I was going through the Consumer Config for Kafka.

  • https://kafka.apache.org/documentation/#newconsumerconfigs

what are the parameters that will trigger a rebalance ?. For instance the following parameter will ?. Any other parameters which we need to change or will defaults suffice

connections.max.idle.ms Close idle connections after the number of milliseconds specified by this config. long 540000 medium

Also we have three different topics

  1. Is it a bad idea to have the same Consumer Group (Same ID) consuming from multiple topics.
  2. Assuming if the above scenario is valid (not necessarily the best practice) - if one of the topic is very light traffic, will it cause the Consumer group to rebalance.

    A follow up question - what factors affect the rebalancing and its performance.

回答1:

These condition will trigger a group rebalancing:

Number of partitions change for any of the subscribed list of topics

Topic is created or deleted

An existing member of the consumer group dies

A new member is added to an existing consumer group via the join API

Is it a bad idea to have the same Consumer Group (Same ID) consuming from multiple topics.

At least it is valid, as for good or bad, it depends on your detailed case.

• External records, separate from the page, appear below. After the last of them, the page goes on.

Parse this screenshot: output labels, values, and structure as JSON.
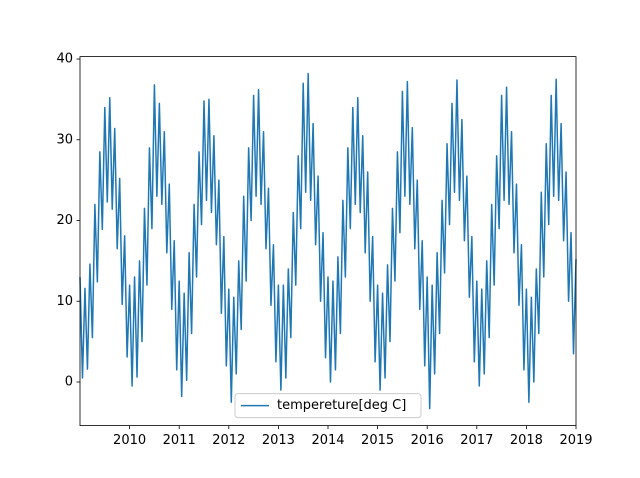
{
  "chart_data": {
    "type": "line",
    "x": [
      2009,
      2009.05,
      2009.1,
      2009.15,
      2009.2,
      2009.25,
      2009.3,
      2009.35,
      2009.4,
      2009.45,
      2009.5,
      2009.55,
      2009.6,
      2009.65,
      2009.7,
      2009.75,
      2009.8,
      2009.85,
      2009.9,
      2009.95,
      2010,
      2010.05,
      2010.1,
      2010.15,
      2010.2,
      2010.25,
      2010.3,
      2010.35,
      2010.4,
      2010.45,
      2010.5,
      2010.55,
      2010.6,
      2010.65,
      2010.7,
      2010.75,
      2010.8,
      2010.85,
      2010.9,
      2010.95,
      2011,
      2011.05,
      2011.1,
      2011.15,
      2011.2,
      2011.25,
      2011.3,
      2011.35,
      2011.4,
      2011.45,
      2011.5,
      2011.55,
      2011.6,
      2011.65,
      2011.7,
      2011.75,
      2011.8,
      2011.85,
      2011.9,
      2011.95,
      2012,
      2012.05,
      2012.1,
      2012.15,
      2012.2,
      2012.25,
      2012.3,
      2012.35,
      2012.4,
      2012.45,
      2012.5,
      2012.55,
      2012.6,
      2012.65,
      2012.7,
      2012.75,
      2012.8,
      2012.85,
      2012.9,
      2012.95,
      2013,
      2013.05,
      2013.1,
      2013.15,
      2013.2,
      2013.25,
      2013.3,
      2013.35,
      2013.4,
      2013.45,
      2013.5,
      2013.55,
      2013.6,
      2013.65,
      2013.7,
      2013.75,
      2013.8,
      2013.85,
      2013.9,
      2013.95,
      2014,
      2014.05,
      2014.1,
      2014.15,
      2014.2,
      2014.25,
      2014.3,
      2014.35,
      2014.4,
      2014.45,
      2014.5,
      2014.55,
      2014.6,
      2014.65,
      2014.7,
      2014.75,
      2014.8,
      2014.85,
      2014.9,
      2014.95,
      2015,
      2015.05,
      2015.1,
      2015.15,
      2015.2,
      2015.25,
      2015.3,
      2015.35,
      2015.4,
      2015.45,
      2015.5,
      2015.55,
      2015.6,
      2015.65,
      2015.7,
      2015.75,
      2015.8,
      2015.85,
      2015.9,
      2015.95,
      2016,
      2016.05,
      2016.1,
      2016.15,
      2016.2,
      2016.25,
      2016.3,
      2016.35,
      2016.4,
      2016.45,
      2016.5,
      2016.55,
      2016.6,
      2016.65,
      2016.7,
      2016.75,
      2016.8,
      2016.85,
      2016.9,
      2016.95,
      2017,
      2017.05,
      2017.1,
      2017.15,
      2017.2,
      2017.25,
      2017.3,
      2017.35,
      2017.4,
      2017.45,
      2017.5,
      2017.55,
      2017.6,
      2017.65,
      2017.7,
      2017.75,
      2017.8,
      2017.85,
      2017.9,
      2017.95,
      2018,
      2018.05,
      2018.1,
      2018.15,
      2018.2,
      2018.25,
      2018.3,
      2018.35,
      2018.4,
      2018.45,
      2018.5,
      2018.55,
      2018.6,
      2018.65,
      2018.7,
      2018.75,
      2018.8,
      2018.85,
      2018.9,
      2018.95,
      2019
    ],
    "series": [
      {
        "name": "tempereture[deg C]",
        "color": "#1f77b4",
        "values": [
          13,
          0.5,
          11.6,
          1.6,
          14.6,
          5.5,
          22,
          12.4,
          28.5,
          18.9,
          34,
          22.3,
          35.2,
          21.4,
          31.4,
          16.5,
          25.2,
          9.6,
          18.1,
          3.1,
          12,
          -0.5,
          13,
          0.6,
          15,
          5,
          21.5,
          12,
          29,
          19,
          36.8,
          23,
          34.5,
          22,
          31,
          16,
          24.5,
          9,
          17.5,
          1.5,
          12.5,
          -1.8,
          11,
          0.2,
          16,
          6,
          22,
          13,
          28.5,
          19.5,
          34.8,
          22.5,
          35,
          21,
          30.5,
          17,
          25,
          8.5,
          18,
          2,
          11.5,
          -2.5,
          10.5,
          1,
          15,
          6.5,
          23,
          12.5,
          29,
          20,
          35.5,
          23,
          36.2,
          22,
          31,
          16.5,
          24,
          9.5,
          17,
          2.5,
          12,
          -1,
          12,
          0.5,
          14,
          5.5,
          21,
          12,
          28,
          19,
          37,
          23.5,
          38.2,
          22.5,
          32,
          17,
          25.5,
          10,
          18.5,
          3,
          13,
          0,
          12.5,
          1.5,
          15.5,
          6,
          22.5,
          13,
          29,
          19,
          34,
          22,
          35.2,
          21,
          30.5,
          16,
          26,
          10,
          18,
          2.5,
          12,
          -1,
          11,
          0.5,
          14.5,
          5,
          21.5,
          12.5,
          28.5,
          18.5,
          36,
          23,
          37.2,
          22,
          31.5,
          16.5,
          25,
          9,
          17.5,
          2,
          13,
          -3.3,
          12,
          1,
          16,
          6,
          22.5,
          13.5,
          29.5,
          19.5,
          34.5,
          23.5,
          37.4,
          22.5,
          32.5,
          17.5,
          25.5,
          10.5,
          18,
          2.5,
          12.5,
          -0.5,
          11.5,
          1,
          15,
          5.5,
          22,
          12,
          28,
          19,
          35.5,
          22.5,
          36.5,
          22,
          31,
          16,
          24.5,
          9.5,
          17,
          1.5,
          11.5,
          -2.5,
          10.5,
          0,
          14,
          6,
          23.5,
          13,
          29.5,
          19.5,
          35.5,
          23,
          37.5,
          22.5,
          32,
          17.5,
          26,
          10,
          18.5,
          3.5,
          15.2
        ]
      }
    ],
    "xlim": [
      2009,
      2019
    ],
    "xticks": [
      2010,
      2011,
      2012,
      2013,
      2014,
      2015,
      2016,
      2017,
      2018,
      2019
    ],
    "ylim": [
      -5.4,
      40.3
    ],
    "yticks": [
      0,
      10,
      20,
      30,
      40
    ],
    "grid": false,
    "legend": "lower center"
  }
}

This is supported by the official java client api, see this method definition:

public void subscribe(Collection<String> topics,
             ConsumerRebalanceListener listener)

It accepts a collection of topics.

if one of the topic is very light traffic, will it cause the Consumer group to rebalance.

No, because this is not listed in conditions. If we just consider it from the topic aspect. only when the topic is deleted or partition counts changed, the rebalcance will happens,.

Update.

Thanks for @Hans Jespersen's comment about session and hearbeat.

this is quoted by kafka Consumer javadoc:

After subscribing to a set of topics, the consumer will automatically join the group when poll(long) is invoked. The poll API is designed to ensure consumer liveness. As long as you continue to call poll, the consumer will stay in the group and continue to receive messages from the partitions it was assigned. Underneath the covers, the poll API sends periodic heartbeats to the server; when you stop calling poll (perhaps because an exception was thrown), then no heartbeats will be sent. If a period of the configured session timeout elapses before the server has received a heartbeat, then the consumer will be kicked out of the group and its partitions will be reassigned.

And In your question, you ask what are the parameters that will trigger a rebalance

In this case, there are two configs has relation with the rebalance. It is session.timeout.ms and max.poll.records. Its means is obvious.

And from this, We also could learn that it is a bad practice to do a lot work between the poll, overhead work maybe block the heartbeat and cause session timeout.